Switching to china provides many benefits, but only if broken dishes can be avoided.

Lindsey Ramsey, Contributing Editor

plates bowls

China is becoming an attractive option for operators looking to reduce waste and elevate the look of the food they’re serving. But breakage inevitably is a problem, and it can be costly. At the University of Montana, in Missoula, Mont., the catering department replaces 2 to 3 percent of its china each year due to breakage and wear, says Ryan Martin, manager of UM Catering. Here are some tips for preventing the problem and saving costs.

Proper storage and transportation

“In catering, we use china in response to expectations of quality,” Martin says. “An elegantly set table is essential to our guests’ experience. Plus, providing this extra amenity doesn’t add significant operational cost.”

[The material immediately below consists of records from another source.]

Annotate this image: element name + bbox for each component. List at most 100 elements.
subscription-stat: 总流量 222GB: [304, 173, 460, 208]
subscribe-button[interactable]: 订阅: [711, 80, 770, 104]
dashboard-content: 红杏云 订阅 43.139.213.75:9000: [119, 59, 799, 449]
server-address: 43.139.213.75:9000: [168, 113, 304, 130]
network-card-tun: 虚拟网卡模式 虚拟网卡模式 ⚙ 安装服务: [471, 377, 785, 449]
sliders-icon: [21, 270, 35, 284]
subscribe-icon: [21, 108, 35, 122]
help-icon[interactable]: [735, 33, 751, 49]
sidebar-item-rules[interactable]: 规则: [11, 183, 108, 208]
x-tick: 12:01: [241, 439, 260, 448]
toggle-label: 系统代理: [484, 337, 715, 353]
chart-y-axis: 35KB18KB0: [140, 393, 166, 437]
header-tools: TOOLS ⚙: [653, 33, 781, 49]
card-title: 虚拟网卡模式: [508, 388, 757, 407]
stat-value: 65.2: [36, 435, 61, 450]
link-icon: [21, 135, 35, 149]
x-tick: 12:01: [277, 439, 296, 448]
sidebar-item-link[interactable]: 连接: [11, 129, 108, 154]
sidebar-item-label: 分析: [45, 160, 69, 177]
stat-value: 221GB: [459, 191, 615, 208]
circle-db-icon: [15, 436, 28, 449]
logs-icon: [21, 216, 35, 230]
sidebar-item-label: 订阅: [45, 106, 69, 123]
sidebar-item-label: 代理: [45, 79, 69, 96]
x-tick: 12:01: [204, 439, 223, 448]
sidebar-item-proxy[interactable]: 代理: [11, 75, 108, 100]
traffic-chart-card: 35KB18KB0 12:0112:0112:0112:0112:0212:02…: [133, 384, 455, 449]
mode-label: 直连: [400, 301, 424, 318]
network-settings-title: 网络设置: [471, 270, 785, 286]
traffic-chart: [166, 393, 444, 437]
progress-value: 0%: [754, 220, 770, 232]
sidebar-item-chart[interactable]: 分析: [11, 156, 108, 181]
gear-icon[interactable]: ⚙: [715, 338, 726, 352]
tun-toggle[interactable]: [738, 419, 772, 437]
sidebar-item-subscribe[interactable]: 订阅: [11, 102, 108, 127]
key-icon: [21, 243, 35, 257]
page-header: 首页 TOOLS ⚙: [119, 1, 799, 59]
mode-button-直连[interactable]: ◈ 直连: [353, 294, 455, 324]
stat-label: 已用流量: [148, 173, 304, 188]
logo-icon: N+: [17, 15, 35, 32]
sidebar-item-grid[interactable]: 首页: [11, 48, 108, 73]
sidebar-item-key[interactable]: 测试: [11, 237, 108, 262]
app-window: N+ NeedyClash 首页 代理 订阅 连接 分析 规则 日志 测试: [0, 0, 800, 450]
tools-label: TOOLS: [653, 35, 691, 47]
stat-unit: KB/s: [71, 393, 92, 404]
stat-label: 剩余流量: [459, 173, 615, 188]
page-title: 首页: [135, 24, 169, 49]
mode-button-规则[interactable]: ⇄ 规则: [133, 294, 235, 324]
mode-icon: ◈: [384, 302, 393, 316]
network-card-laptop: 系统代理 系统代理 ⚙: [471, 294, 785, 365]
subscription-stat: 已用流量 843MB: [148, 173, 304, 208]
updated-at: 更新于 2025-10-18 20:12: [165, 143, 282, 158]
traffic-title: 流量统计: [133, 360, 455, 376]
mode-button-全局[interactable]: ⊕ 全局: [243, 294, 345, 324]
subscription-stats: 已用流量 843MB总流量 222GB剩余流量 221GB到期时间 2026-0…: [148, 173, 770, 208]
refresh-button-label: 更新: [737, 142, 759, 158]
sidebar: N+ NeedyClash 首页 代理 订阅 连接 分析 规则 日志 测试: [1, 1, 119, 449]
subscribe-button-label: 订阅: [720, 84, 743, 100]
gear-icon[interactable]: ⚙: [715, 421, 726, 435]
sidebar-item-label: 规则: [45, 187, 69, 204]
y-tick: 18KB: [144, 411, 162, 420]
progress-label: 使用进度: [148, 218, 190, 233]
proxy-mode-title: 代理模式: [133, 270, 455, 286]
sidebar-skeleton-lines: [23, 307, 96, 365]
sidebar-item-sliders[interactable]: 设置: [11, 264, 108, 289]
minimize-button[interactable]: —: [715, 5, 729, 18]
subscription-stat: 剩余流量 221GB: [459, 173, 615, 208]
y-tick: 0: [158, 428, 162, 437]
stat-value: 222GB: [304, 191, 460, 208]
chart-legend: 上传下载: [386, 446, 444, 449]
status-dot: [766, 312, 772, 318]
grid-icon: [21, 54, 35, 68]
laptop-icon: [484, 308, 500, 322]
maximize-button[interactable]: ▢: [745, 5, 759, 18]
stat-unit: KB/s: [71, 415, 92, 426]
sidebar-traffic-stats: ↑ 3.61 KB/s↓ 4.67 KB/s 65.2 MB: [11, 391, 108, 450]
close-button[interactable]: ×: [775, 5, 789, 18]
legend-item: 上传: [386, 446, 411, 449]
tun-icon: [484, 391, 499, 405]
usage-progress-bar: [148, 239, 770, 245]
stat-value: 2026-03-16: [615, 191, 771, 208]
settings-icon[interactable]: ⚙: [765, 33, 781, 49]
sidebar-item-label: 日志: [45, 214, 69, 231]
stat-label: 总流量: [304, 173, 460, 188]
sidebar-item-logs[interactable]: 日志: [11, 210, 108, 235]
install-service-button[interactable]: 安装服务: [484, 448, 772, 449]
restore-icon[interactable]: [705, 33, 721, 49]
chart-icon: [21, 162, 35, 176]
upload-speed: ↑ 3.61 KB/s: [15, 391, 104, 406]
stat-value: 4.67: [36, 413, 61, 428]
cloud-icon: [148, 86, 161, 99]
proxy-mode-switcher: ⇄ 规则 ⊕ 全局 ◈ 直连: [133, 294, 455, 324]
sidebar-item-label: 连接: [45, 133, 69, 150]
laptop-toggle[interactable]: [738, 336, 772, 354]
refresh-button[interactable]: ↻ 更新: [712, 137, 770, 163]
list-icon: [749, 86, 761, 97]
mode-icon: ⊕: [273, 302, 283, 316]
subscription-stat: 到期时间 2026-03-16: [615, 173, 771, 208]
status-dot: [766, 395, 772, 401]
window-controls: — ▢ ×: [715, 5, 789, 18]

Martin found that much of the breakage UM encountered occurred in getting the dishes from point a to point b. “We focused on extra training for proper loading, securing and load-out procedures,” Martin says. Still, some breakage happens. “I also distribute the process of inventory replacement over the course of the year so that one annual china purchase doesn’t skew our P&Ls.”

Care in handling

On premise, UM’s Associate Director of Residential Dining Mike Lee works with student employees at all points where they handle china. For instance, he instructs them to not stack plates and bowls too high.

“In our dishwashing areas, we schedule enough staff to handle the busy periods when there is more potential for breakage,” Lee says. “We also train our student team members on proper lifting, transporting and storage techniques.” To drive the message home, he recommends posting a placard that lists the cost
of individual pieces.

Reducing cleanup clumsiness

Buying china was more economical than renting or purchasing green disposables for Carlos Rivera, director of dining services for CulinArt, the B&I foodservice provider for Cadwalader, Wickersham & Taft in
New York City. The company saved about $10,000 by buying china instead of renting, Rivera says, and his department only suffers about 2 percent breakage each year, most of it during receptions on the customer end.

However, when staff members do cause breakage, it’s usually between cleanup and dishwashing, Rivera says. To help track and combat problems, he distributes an inventory checklist for catering attendants to use throughout an event.

“Treat your china like your staff,” Rivera says. “It has to be managed. You will see more breakage and loss by not giving your team members clear directions.”

Breakage breakdown

  • The University of Montana's catering department replaces 2%—3% of its china annually due to breakage.
  • Cadwalader Wickersham & Taft's dining services department saved $10,000 by buying china instead of renting.
  • Cadwalader, Wickersham & Taft suffered a 2% annual breakage, most of it between cleanup and dishwashing.